The bill trades reduced U.S. financial and legal obligations to the U.N. and WHO and greater unilateral control for significant losses in international influence, public‑health and humanitarian cooperation, and continuity of services—creating potential short‑term savings but material risks and transition costs for Americans.
Taxpayers: federal spending on assessed and voluntary U.N. and WHO contributions would stop, reducing U.S. outlays for international organizations.
Federal policymakers and the U.S. Government: removal of longstanding treaty/statutory commitments would give Congress and the President more unilateral policy flexibility and control over international engagement.
U.S. military and diplomatic personnel: reduced risk of U.S. personnel being placed under multinational U.N. command for peacekeeping deployments.

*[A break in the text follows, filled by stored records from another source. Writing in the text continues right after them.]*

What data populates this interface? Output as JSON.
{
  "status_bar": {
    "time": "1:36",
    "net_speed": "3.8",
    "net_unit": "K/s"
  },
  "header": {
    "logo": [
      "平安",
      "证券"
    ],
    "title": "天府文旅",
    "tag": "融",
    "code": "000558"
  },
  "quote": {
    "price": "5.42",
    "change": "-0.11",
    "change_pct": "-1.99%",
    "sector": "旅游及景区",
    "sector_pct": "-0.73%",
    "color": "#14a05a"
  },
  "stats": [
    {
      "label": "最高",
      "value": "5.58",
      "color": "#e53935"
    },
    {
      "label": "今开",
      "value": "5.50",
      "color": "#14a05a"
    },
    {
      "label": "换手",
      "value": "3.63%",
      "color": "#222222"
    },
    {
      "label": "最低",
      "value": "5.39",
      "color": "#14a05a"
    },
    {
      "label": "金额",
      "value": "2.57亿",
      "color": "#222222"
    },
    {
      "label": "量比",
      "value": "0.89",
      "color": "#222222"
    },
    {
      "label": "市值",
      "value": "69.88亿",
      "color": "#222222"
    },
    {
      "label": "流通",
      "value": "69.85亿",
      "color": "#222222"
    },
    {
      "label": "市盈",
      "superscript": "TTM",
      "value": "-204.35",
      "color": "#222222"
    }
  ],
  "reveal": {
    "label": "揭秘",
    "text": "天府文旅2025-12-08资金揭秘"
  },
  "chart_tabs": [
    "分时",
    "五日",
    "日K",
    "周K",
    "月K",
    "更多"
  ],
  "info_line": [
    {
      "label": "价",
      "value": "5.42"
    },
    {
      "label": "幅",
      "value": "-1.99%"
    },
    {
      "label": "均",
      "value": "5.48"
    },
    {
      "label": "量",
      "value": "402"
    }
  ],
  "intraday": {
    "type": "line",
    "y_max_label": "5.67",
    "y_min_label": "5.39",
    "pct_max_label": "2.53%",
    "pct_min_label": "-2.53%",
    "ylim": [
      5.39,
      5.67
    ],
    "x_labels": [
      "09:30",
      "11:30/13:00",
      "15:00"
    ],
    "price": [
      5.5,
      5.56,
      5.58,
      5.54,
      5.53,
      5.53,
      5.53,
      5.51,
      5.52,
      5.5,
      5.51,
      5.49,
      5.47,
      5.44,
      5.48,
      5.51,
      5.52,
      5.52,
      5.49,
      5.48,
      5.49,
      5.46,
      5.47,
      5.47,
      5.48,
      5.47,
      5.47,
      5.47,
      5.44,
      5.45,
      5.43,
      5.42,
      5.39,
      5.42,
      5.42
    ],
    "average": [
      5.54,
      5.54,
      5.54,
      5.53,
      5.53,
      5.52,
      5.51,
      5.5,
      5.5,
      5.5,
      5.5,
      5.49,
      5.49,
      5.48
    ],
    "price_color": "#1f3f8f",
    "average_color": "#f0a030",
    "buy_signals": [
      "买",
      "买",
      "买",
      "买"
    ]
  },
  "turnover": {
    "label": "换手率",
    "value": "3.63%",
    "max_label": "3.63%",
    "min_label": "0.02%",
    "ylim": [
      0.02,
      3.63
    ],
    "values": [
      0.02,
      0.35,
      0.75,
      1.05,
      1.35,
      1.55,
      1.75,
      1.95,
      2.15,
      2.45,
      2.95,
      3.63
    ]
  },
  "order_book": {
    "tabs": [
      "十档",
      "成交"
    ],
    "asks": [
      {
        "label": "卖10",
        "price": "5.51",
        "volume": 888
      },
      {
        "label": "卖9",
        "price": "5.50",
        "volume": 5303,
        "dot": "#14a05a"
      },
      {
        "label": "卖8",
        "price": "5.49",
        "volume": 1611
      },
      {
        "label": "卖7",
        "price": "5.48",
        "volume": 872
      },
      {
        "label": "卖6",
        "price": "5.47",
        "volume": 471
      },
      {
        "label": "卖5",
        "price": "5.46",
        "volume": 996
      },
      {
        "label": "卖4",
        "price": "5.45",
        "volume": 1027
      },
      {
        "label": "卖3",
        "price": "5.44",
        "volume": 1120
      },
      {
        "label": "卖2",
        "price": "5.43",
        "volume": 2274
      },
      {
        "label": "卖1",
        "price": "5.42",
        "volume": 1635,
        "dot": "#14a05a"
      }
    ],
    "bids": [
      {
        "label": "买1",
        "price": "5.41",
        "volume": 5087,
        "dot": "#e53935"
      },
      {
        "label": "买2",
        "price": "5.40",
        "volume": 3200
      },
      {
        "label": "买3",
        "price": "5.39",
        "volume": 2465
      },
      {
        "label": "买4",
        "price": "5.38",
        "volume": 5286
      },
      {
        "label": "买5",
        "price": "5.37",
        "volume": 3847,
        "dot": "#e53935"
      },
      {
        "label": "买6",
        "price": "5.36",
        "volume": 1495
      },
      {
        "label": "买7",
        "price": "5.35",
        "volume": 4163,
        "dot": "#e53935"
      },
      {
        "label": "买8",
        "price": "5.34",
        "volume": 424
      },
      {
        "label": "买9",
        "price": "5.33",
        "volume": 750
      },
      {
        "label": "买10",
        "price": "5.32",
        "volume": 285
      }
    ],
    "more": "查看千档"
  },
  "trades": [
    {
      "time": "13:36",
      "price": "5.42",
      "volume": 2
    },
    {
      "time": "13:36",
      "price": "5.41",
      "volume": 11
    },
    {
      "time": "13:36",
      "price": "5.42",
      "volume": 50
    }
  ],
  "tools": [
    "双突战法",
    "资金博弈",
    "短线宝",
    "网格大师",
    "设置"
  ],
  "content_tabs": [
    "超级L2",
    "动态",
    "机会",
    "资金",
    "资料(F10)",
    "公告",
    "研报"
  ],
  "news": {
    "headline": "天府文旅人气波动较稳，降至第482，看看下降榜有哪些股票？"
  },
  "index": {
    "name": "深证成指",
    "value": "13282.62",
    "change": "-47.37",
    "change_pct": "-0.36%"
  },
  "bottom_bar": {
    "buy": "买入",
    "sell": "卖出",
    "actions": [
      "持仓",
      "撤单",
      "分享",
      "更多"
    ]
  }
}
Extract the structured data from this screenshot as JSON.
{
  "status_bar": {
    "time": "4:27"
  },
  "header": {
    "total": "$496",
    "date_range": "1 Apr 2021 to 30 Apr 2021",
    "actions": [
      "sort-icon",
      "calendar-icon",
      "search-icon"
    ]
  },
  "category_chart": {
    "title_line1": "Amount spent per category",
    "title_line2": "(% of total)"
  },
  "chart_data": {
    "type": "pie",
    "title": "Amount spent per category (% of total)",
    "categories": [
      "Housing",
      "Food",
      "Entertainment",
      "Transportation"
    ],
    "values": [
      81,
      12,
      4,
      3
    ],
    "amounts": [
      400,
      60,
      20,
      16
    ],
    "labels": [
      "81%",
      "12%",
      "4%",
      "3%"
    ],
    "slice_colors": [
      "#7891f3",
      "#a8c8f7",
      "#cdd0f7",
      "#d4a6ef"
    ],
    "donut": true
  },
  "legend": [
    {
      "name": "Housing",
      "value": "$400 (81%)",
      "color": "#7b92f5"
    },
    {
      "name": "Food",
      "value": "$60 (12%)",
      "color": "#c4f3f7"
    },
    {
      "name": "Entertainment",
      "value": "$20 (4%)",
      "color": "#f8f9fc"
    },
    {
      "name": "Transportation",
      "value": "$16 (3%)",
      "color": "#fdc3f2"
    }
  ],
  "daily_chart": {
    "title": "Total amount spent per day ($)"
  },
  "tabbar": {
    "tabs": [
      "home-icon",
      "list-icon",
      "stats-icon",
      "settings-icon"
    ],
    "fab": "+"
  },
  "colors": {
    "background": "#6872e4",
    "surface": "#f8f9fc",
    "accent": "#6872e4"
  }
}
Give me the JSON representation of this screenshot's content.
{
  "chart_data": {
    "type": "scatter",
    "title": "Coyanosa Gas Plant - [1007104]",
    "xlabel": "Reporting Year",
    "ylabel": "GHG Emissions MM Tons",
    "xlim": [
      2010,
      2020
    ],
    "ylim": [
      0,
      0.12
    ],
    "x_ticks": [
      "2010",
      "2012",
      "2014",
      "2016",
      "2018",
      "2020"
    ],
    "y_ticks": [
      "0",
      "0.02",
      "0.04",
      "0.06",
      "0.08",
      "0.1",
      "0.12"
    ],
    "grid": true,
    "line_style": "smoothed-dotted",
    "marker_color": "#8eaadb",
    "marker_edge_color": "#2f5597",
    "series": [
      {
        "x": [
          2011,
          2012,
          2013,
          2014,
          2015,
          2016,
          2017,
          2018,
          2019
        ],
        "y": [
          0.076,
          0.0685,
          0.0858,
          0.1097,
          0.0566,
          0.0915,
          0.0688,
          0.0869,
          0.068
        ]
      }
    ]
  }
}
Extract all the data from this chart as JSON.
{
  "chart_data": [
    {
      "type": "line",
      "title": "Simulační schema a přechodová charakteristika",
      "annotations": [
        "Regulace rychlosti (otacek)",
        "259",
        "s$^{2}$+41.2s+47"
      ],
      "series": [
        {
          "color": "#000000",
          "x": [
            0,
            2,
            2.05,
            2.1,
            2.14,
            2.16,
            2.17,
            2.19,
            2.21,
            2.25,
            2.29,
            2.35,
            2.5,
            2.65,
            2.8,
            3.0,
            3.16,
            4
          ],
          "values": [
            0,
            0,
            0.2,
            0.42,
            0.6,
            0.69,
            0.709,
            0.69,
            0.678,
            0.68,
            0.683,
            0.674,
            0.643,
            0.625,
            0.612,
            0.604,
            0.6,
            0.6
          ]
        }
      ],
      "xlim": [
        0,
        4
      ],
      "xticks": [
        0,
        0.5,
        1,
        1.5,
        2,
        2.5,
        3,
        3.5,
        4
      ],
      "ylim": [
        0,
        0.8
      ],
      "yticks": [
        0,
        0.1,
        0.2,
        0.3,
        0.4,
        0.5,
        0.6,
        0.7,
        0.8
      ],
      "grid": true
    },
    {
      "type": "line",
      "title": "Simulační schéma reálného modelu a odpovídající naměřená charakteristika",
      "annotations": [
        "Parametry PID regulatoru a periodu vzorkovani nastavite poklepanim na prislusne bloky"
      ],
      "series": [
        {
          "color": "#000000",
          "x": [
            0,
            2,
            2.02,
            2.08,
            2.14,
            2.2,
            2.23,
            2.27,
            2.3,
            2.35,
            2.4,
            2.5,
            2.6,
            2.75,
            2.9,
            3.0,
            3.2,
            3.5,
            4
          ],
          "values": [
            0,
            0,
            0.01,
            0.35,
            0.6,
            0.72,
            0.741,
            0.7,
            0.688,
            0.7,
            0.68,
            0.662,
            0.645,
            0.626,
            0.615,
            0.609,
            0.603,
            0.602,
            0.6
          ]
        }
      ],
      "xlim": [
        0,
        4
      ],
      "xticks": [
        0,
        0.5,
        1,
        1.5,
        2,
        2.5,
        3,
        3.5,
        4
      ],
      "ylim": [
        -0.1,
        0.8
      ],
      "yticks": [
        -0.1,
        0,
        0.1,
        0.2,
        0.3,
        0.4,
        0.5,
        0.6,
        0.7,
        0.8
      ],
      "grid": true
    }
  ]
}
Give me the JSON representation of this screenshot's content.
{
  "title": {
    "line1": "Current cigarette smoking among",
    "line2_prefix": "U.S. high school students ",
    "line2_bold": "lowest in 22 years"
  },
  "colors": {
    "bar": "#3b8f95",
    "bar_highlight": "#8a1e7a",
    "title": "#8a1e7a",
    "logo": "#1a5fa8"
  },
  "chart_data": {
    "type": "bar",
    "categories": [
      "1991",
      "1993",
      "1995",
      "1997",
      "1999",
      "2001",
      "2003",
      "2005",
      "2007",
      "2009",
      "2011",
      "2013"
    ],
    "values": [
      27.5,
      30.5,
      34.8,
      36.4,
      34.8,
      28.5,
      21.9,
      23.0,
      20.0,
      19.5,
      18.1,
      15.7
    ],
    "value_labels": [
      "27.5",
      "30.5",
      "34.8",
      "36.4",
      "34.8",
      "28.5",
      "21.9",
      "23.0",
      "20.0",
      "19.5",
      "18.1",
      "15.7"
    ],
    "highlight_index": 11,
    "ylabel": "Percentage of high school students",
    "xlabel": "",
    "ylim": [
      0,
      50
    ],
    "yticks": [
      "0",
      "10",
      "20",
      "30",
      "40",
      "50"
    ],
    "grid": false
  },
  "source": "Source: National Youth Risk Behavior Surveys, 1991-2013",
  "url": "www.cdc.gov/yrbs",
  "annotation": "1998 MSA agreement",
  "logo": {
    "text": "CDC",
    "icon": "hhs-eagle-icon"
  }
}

Hospitals, public-health systems, state and local health authorities, and the general public: U.S. withdrawal or reduced engagement with the WHO and U.N. health cooperation would disrupt disease surveillance, technical assistance, and coordinated pandemic response, increasing public-health risk to Americans.
All Americans and U.S. national-security interests: ending or curtailing U.S. membership would sharply reduce U.S. influence in multilateral decisionmaking on security, trade, human rights, and environmental issues, weakening the ability to shape outcomes that affect American safety and prosperity.
Civilians in conflict zones and Americans relying on global stability: halting U.S. participation in U.N. peacekeeping and stabilization efforts could hamper humanitarian response and worsen conflicts that have downstream safety and economic impacts on Americans.
Based on analysis of 10 sections of legislative text.
Introduced February 21, 2025 by Charles Roy · Last progress February 21, 2025
Ends U.S. membership and participation in the United Nations and affiliated bodies, directs the President to terminate U.S. membership and close the U.S. Mission to the UN, and forbids further U.S. funding or participation in UN activities (including peacekeeping). It also repeals earlier U.S. laws that authorized participation in the UN and the WHO, withdraws the United States from the UN Headquarters Agreement, and removes diplomatic immunities and use of U.S. government property by UN entities. Also bars the United States from joining the UN (or affiliated bodies) without explicit Senate approval that must include a reservation preserving the U.S. right to withdraw; allows limited funding only to facilitate termination and withdrawal but otherwise forbids payments to the UN or its agencies after withdrawal. The bill does not set implementation deadlines, provide detailed funding, or specify administrative steps for carrying out the changes.